I tried to make excuses during the week, so I would only have to go when I really had nothing. I felt ridiculous taking charity from a woman who had a whole family to feed, this woman I had met a church who always sat in the front on the right and spun to the music in her flowered skirts. But each meal was better than the last, and next thing I knew I was there, every day, 2:00pm Peruvian time.
Our friendship started slowly, cautiously. I would talk about my English students, she would gossip about her neighbors. I would try to wash the dishes and she would firmly push me down in my seat, refusing to let me help. She wouldn’t take money, either, though once or twice I was able to sneak it into her bible when she wasn’t looking. It took me a while to realize the most precious gift I could give her was time.
I stopped showing up for meals and began to show up while she was cooking. She wouldn’t let me touch the food, but would stand there stirring and tell me everything. When she was angry, she chopped. She would chop so hard and fast that I couldn’t listen to her words anymore, just watch her fingers and pray they wouldn’t come off. When she was happy, she would always throw in extra spices, and tell me their strange names in Spanish as long as I promised not to repeat them.
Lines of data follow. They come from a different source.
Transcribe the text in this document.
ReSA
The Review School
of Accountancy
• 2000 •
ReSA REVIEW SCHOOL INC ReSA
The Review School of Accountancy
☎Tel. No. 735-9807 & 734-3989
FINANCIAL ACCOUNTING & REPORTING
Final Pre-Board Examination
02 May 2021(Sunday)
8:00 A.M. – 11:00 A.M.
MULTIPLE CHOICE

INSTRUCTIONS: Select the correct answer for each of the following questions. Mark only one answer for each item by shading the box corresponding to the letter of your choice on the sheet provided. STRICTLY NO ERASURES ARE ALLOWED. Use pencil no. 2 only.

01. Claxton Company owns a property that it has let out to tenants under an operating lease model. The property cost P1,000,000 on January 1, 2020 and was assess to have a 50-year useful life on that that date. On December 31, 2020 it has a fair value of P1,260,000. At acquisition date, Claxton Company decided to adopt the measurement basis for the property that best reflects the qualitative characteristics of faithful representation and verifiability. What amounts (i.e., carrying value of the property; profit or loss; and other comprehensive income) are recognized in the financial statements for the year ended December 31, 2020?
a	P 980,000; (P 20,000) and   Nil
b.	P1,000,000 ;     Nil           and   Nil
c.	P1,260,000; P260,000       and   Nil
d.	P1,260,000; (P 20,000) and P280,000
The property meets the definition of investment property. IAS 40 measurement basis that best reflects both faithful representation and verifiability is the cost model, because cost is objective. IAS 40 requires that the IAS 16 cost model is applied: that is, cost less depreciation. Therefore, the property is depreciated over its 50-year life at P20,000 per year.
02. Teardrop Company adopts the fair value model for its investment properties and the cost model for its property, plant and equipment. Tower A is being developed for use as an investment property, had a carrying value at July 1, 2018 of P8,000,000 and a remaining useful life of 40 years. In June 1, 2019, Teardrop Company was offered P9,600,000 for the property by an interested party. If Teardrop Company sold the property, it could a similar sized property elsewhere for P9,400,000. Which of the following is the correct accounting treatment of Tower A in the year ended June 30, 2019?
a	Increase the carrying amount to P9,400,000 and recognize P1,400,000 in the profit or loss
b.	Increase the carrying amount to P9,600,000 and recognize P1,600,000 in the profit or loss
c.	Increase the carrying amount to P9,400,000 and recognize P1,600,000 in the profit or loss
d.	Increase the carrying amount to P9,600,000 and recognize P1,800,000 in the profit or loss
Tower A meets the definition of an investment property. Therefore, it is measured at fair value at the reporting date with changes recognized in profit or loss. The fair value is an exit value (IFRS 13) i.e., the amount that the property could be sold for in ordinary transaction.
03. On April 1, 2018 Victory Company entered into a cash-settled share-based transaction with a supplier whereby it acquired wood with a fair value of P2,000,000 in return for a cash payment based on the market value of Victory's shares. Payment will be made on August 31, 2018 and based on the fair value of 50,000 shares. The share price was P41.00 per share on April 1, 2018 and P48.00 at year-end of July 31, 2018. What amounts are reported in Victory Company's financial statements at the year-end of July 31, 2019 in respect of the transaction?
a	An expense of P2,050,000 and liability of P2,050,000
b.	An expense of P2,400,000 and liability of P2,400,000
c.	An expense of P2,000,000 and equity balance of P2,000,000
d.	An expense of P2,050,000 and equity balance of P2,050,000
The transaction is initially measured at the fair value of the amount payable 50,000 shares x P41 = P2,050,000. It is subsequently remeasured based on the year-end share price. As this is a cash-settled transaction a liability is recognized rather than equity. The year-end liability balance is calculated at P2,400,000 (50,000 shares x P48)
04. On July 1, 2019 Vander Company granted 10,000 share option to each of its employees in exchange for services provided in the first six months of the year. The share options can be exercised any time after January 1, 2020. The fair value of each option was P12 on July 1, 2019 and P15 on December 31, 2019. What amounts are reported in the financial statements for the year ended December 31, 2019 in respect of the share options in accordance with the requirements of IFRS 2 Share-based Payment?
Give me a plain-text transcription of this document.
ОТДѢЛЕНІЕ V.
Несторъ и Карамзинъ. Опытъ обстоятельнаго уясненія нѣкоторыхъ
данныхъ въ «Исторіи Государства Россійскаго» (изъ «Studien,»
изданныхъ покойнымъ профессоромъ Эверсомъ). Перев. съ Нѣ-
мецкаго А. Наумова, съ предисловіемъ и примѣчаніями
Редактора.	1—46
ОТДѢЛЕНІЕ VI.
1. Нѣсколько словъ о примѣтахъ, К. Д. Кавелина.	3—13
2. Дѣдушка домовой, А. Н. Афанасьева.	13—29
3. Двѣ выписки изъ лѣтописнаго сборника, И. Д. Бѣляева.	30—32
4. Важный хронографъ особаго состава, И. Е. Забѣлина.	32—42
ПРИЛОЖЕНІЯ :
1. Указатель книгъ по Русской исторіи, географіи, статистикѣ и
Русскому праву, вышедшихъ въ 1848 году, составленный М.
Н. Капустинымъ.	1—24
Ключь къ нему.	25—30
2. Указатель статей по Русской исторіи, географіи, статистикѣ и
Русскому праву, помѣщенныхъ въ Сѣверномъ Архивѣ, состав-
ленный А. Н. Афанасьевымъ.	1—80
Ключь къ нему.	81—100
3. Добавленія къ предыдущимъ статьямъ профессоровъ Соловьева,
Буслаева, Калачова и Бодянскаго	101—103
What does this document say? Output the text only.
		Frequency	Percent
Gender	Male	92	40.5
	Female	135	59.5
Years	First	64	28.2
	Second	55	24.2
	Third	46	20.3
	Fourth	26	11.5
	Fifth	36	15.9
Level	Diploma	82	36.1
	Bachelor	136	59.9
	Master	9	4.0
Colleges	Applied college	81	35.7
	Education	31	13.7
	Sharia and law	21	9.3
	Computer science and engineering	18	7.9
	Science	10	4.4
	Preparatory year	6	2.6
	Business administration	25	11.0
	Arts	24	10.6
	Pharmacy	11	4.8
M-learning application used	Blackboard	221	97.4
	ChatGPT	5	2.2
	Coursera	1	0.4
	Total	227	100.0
Some days, her family was there. Other days, they would come in and grab their meals to go before heading back to work, and Deysi and I would be left alone at the table. It was our special time together.
La Cocinera gave me family when I had none, and I was her daughter for a brief moment in time. She fed my body and soul, always whispering a kind word as she hugged me before I left, giving me bible verses on slips of paper with cartoon characters, and adamantly taking my side when I had been wronged. We cried together a lot, and laughed together even more. She was energy, she was life, she was strength and health and a bleeding heart still beating out love. She was my friend.
I still can’t cook very well, but I try to use the few secrets she gave me. A thick pot for rice cooking, and a smile even when life hurts. Salt and garlic, and some prayers of thanks. Turn the heat low, and life is going to be okay.
She’s the best cocinera I’ve ever met.